Home Depot strives to be the top “do-it-yourself” store. The values of Home Depot include: creating shareholder value, entrepreneurship, taking care of our people, respecting everyone, doing the right thing, building strong relationships, giving back, and excellent customer service. Home Depot announced on September 8, 2014 that they had suffered from a cyber-attack that apparently began in April 2014 and was found on September 2, 2014. At least 56 million data about payment cards was at risk.
How It Happened: In 2014, a similar technique of exploitation in a previous target breach used to hack Home Depot’s point-of-sale processes.
The attackers took credentials from third-party vendors to collect credit card data using RAM scraping malware. From April to August of that year, customers who used the self-checkout systems were victims of this breach. In the announcement, Home Depot apologized for the breach, offered identity theft and credit monitoring services to affected customers, and promised their Incident Response Team would do their best to limit the breach’s damage.
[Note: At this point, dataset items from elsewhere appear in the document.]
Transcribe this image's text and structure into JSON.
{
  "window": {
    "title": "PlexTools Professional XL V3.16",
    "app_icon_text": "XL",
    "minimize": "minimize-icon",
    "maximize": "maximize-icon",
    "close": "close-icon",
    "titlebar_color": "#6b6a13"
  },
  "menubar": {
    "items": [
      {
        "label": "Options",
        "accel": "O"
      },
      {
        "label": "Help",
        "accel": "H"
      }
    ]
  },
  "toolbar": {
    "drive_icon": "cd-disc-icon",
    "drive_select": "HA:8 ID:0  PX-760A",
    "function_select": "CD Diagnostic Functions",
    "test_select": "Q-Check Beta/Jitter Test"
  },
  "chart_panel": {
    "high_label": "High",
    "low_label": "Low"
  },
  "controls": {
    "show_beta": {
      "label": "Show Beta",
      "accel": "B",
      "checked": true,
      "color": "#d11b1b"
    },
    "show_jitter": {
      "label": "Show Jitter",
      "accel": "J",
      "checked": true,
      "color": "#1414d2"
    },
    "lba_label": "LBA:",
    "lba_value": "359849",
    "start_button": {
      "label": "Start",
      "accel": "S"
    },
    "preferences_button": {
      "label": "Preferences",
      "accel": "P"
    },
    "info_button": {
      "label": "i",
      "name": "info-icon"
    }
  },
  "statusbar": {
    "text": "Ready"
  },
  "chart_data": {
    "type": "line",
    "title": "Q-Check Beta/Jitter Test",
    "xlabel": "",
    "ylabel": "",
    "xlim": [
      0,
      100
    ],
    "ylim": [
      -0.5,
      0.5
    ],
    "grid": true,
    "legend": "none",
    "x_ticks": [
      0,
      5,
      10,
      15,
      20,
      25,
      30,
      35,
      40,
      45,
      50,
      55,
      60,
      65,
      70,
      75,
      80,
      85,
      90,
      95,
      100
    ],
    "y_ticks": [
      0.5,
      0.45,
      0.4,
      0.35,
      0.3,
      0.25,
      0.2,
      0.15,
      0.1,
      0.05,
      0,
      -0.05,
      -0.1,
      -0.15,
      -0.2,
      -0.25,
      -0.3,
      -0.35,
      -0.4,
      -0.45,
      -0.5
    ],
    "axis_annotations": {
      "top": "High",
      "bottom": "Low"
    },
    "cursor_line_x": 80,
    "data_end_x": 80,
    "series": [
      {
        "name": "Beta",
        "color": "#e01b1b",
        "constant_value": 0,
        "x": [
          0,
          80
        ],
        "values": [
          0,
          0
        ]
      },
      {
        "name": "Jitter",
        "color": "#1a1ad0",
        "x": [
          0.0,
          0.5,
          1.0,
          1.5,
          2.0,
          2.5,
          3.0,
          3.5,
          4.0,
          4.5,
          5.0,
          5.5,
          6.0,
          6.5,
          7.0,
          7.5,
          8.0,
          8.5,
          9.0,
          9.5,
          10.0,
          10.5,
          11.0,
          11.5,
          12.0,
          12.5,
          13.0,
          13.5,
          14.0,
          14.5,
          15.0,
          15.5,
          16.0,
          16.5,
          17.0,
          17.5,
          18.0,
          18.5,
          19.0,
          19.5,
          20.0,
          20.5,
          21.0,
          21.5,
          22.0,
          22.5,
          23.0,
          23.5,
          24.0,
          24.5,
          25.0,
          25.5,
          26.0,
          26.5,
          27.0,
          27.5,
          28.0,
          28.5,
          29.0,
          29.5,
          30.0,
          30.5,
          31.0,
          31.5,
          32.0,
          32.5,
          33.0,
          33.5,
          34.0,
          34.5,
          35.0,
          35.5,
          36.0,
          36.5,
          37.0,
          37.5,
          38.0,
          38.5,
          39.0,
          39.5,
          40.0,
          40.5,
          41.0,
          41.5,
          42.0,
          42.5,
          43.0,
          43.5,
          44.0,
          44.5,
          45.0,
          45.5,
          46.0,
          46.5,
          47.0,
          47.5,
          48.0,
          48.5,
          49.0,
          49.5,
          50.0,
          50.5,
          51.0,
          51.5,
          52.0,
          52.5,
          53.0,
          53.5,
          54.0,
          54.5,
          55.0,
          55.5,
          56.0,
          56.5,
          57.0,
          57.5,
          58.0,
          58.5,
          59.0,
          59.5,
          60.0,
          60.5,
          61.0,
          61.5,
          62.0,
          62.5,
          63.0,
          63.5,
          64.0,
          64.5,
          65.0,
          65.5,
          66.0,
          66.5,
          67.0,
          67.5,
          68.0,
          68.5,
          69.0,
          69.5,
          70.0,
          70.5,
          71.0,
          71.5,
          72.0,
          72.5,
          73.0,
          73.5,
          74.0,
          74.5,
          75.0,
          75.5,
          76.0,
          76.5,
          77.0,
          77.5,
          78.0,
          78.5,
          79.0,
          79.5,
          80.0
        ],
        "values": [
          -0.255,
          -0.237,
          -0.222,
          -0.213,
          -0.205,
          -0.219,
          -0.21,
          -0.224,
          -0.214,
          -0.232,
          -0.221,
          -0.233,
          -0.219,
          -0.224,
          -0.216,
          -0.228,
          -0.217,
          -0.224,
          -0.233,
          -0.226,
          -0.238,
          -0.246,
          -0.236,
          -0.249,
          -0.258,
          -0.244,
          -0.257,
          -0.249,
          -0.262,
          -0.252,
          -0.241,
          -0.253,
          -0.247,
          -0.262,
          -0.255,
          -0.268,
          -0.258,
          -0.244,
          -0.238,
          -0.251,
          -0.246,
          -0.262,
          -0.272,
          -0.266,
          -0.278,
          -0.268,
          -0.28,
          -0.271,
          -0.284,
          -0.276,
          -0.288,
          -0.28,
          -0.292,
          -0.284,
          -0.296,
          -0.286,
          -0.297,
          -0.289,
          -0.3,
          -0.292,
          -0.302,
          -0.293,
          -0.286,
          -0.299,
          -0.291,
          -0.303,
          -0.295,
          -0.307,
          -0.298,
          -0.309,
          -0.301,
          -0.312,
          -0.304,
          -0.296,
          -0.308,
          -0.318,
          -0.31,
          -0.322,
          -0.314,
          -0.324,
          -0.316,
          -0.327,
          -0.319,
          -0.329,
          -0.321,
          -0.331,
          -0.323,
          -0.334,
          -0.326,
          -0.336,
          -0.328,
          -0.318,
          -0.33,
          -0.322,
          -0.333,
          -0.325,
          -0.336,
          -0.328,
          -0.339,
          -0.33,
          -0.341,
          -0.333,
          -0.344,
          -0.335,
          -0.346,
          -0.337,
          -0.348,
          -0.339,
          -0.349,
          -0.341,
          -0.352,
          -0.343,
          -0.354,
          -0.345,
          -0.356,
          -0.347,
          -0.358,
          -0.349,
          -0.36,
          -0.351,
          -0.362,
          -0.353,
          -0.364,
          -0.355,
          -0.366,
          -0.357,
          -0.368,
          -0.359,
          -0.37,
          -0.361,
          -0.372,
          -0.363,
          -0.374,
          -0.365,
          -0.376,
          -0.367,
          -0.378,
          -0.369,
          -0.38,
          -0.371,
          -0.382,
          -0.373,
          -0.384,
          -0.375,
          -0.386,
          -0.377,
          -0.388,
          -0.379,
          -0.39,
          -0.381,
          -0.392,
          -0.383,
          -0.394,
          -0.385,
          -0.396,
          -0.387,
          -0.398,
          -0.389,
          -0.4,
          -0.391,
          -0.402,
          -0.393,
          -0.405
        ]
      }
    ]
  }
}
Approximately 56 million credit and debit card details and 53 million email addresses were stolen. The Home Depot’s data breach at the time was the largest with the most known data stolen.
Point-of-Sale Infection: RAM / Memory scratching malware was a main component of how hackers gained access to the private and credit card data of millions of customers. This malware uses the vulnerability of POS while operations are being processed. This malware exploits the weakness of point-of-sale during transactions processing. The malware uses a separate registry function to check for Tracks 1 and 2 credit card information.
Data (information on credit cards) is vulnerable for milliseconds when stored in the RAM while the transaction is processed by the backend server. Each time a transaction is processed, a new credit card number enters the RAM while the payment is being processed.
Point-Of-Sale Security: Home Depot had bought software to encrypt credit card information while it was being sent to core computers from POS devices but failed to implement the software. Considering that Home Depot had encountered two small attacks before this violation, their security should have been up-to-date.
Software Security: The issue of anti-virus software in place was one concern introduced to the public’s awareness. Home Depot used Symantec Endpoint Protection 11, released in 2007. Version 11 was not the software’s latest version. Since attackers discover new methods to compromise the network of a company over time, Symantec always recommends using the recent version of their software. Whether or not the new version would have prevented the attack is difficult to tell, but it is always a good practice to stay up to date.